Slow mellow Posted on October 18, 2010

Acer palmatum 'Sengokaku'

Mid-October and still no real sign of autumn. The last-minute salvias in their brilliant range of primary colours are as good as they are likely to get before they are stopped by frost. Most gardeners seem to agree that it’s hardly worth the trouble for something whose flowers you will only enjoy for two, three of maybe four weeks – but you wouldn’t say that about a spring bulb, would you?

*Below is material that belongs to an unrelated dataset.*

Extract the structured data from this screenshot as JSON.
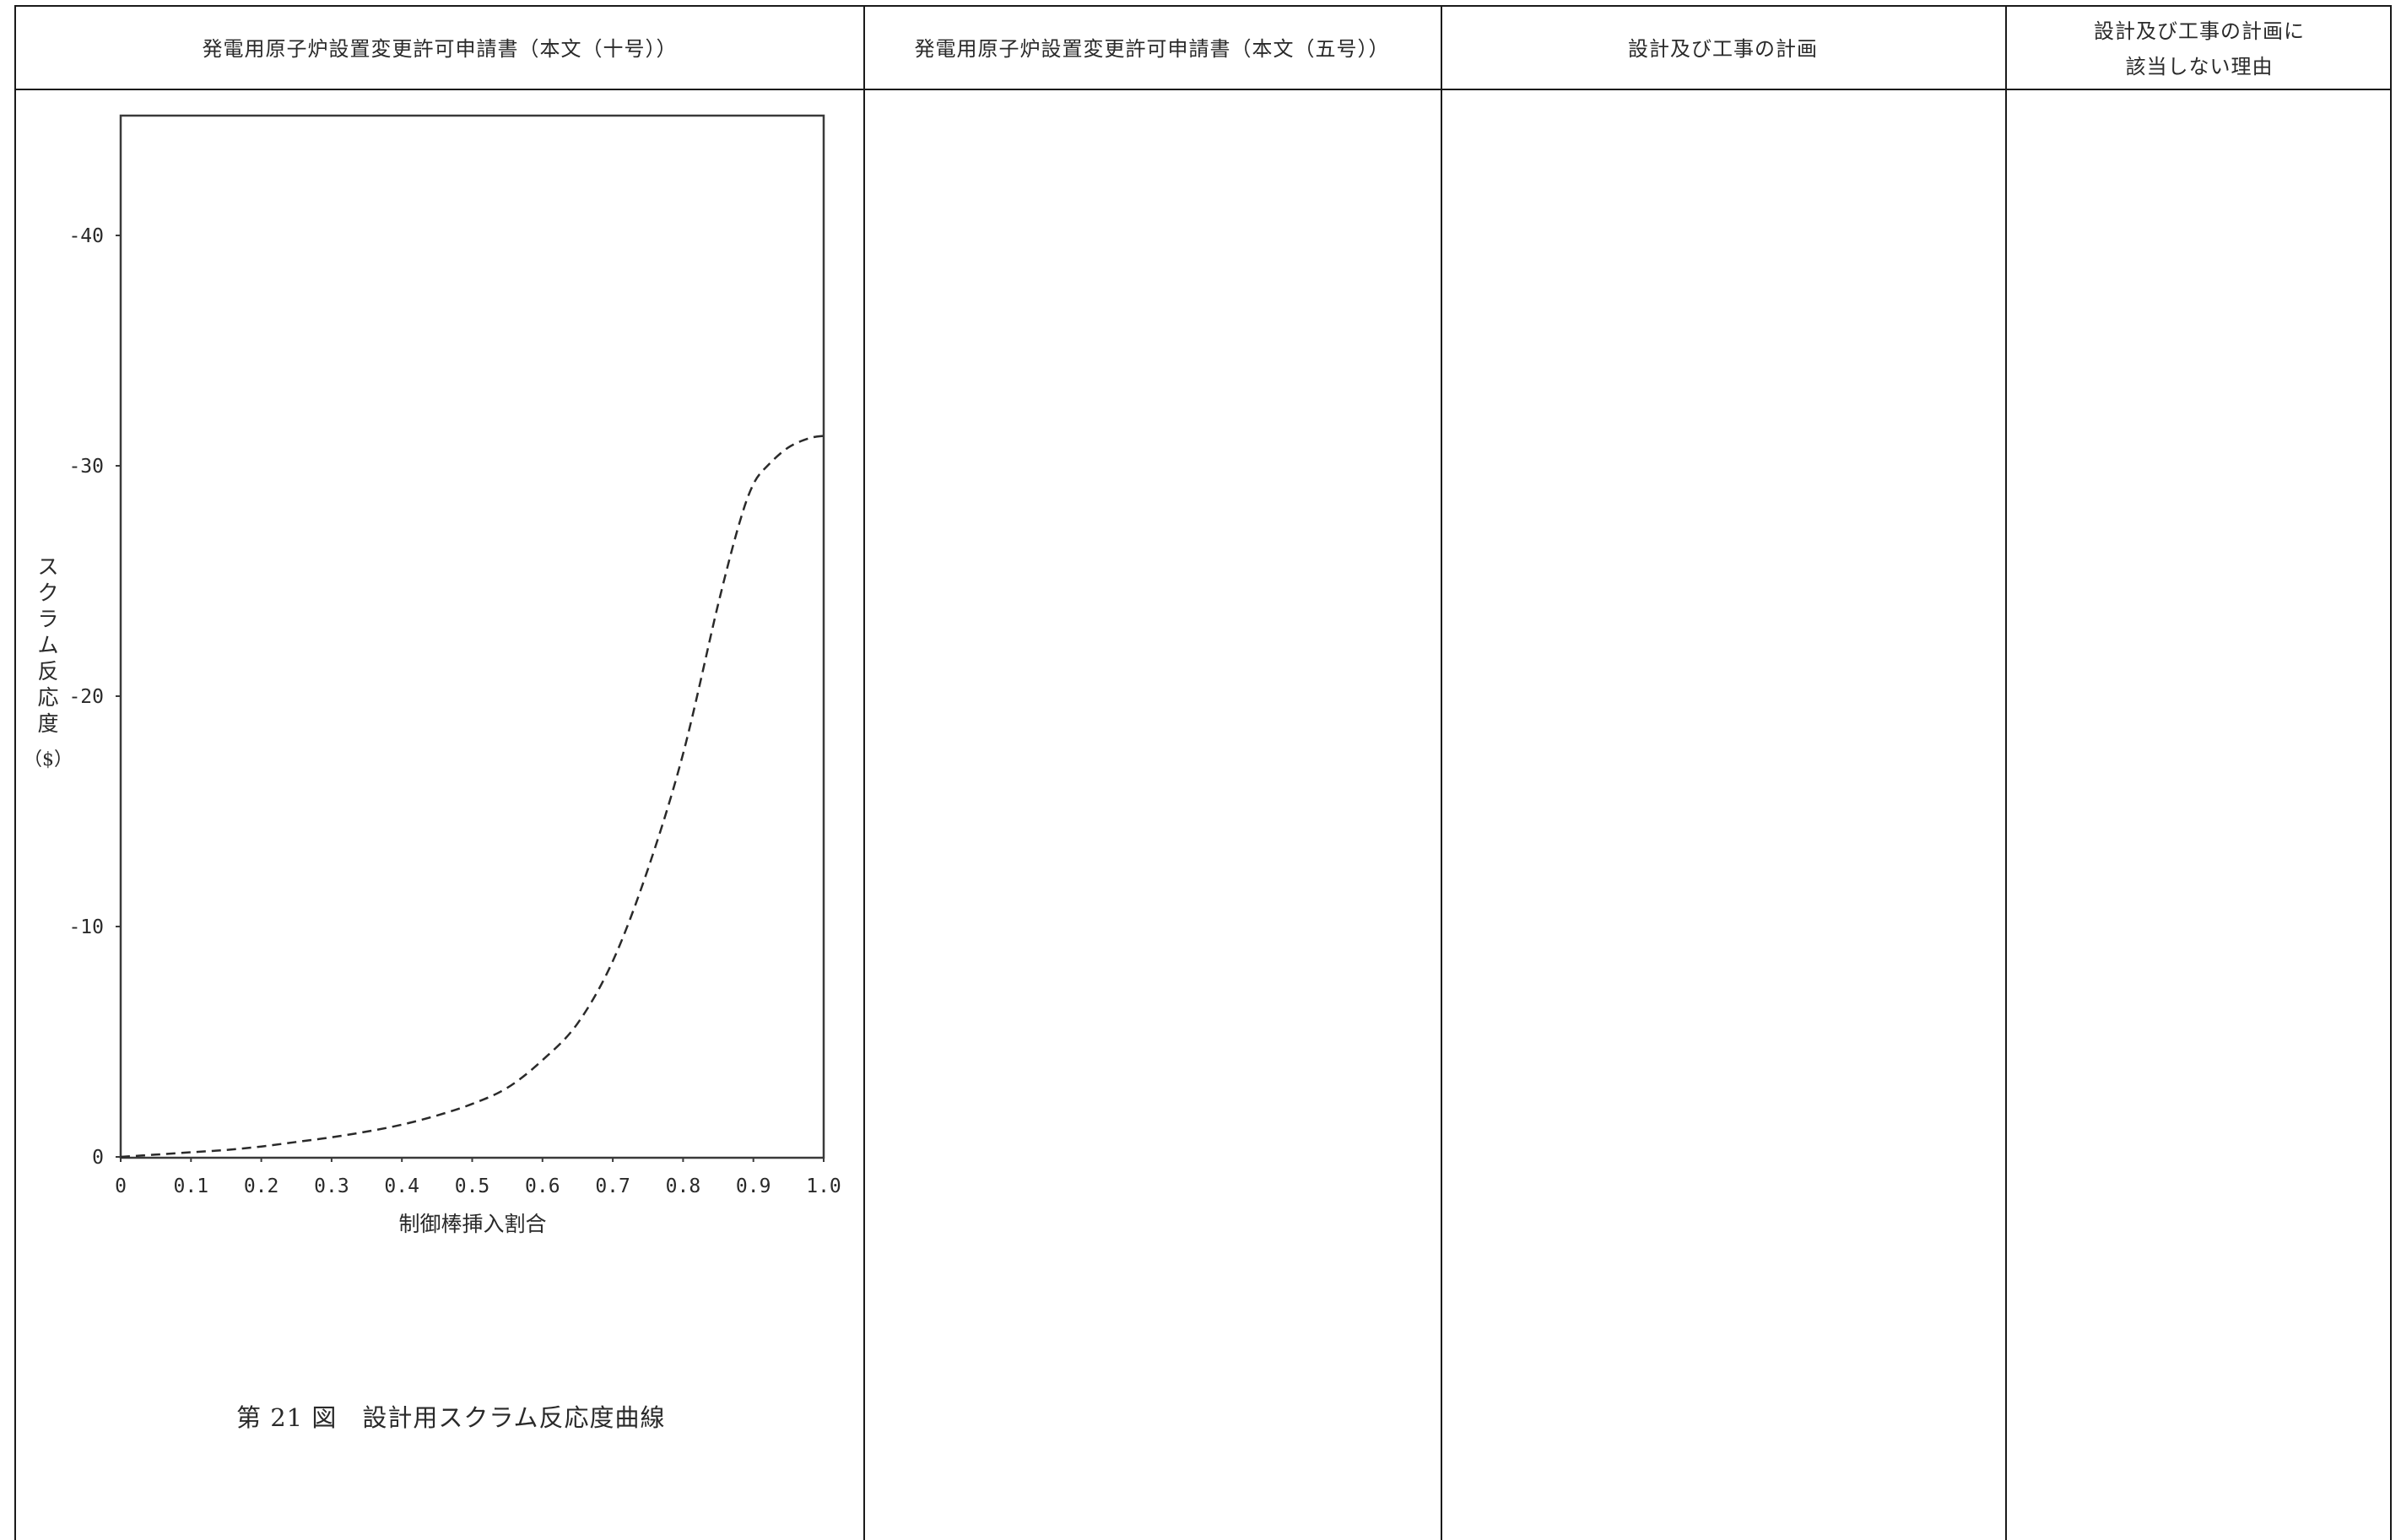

The only trees that are clearly signalling their intention are the predictably early leaf-droppers: Prunus sargentiana is reddening, Fraxinus ‘Jaspidea’ yellowing (but Fraxinus ‘Raywood’ – see my Tree of the Month – only just starting to flush at the top). It was very different in Herefordshire last weekend, on a visit with the I.D.S. to one of England’s greatest maple collections, Hergest Croft, for a maple (or Acer, as we anoraks call them) study day. The climax is still some way off, but the many forms of Acer palmatum and japonicum are certainly firing up. Acer ‘Sengo-kaku’ (‘Senkaki’ to me, and probably you) has already reached its special pitch of delicate pale yellow. It was à propos of its name that Lord Ridley declared there is a special circle of hell for botanists who change long-honoured names.

We learned how to sow maple seed (as quickly as you can, complete with its wings, before it dries out and goes dormant, in any damp but open compost. Leave outside for the winter, keeping rodents at bay). How to do that? Aha: attend the Rodent Study Day.

Grafting came next – and is something I am going to try. A fascinating hour was passed contemplating (photos of) maple flowers. Does any family of trees have a comparable range of flower designs and colours (and seasons)? Far from their leaves in their extraordinary variety being the only attraction of maples, their flowers, fruits – and of course barks – make every other genus look positively pedestrian.

The stop after Hergest Croft was Llanover near Abergavenny, where Robin Herbert, former president of the R.H.S., has been collecting trees for 50 years or so. It was here that I photographed the coral-bark maple illustrated above. (Easier to call it that than to get back into the Sengo-kaku/Senkaki tangle).

I had never expected to see Quercus alba, the American ‘white oak’, as a big tree in Britain. The books all say it doesn’t work here. The Llanover specimen is not a monster, but large, handsome and vigorous. Among many marvels (one of them the rare American butternut, Carya cordiformis, a 60 foot tower of butter) we saw a huge Viburnum cylindricum from the Chinese Himalayas. The USP of V. cylindricum is its big ovate leaves, covered with a thin layer of wax that takes a signature perfectly. Hillier’s manual warns against hooligans signing them – which I suppose makes me a hooligan.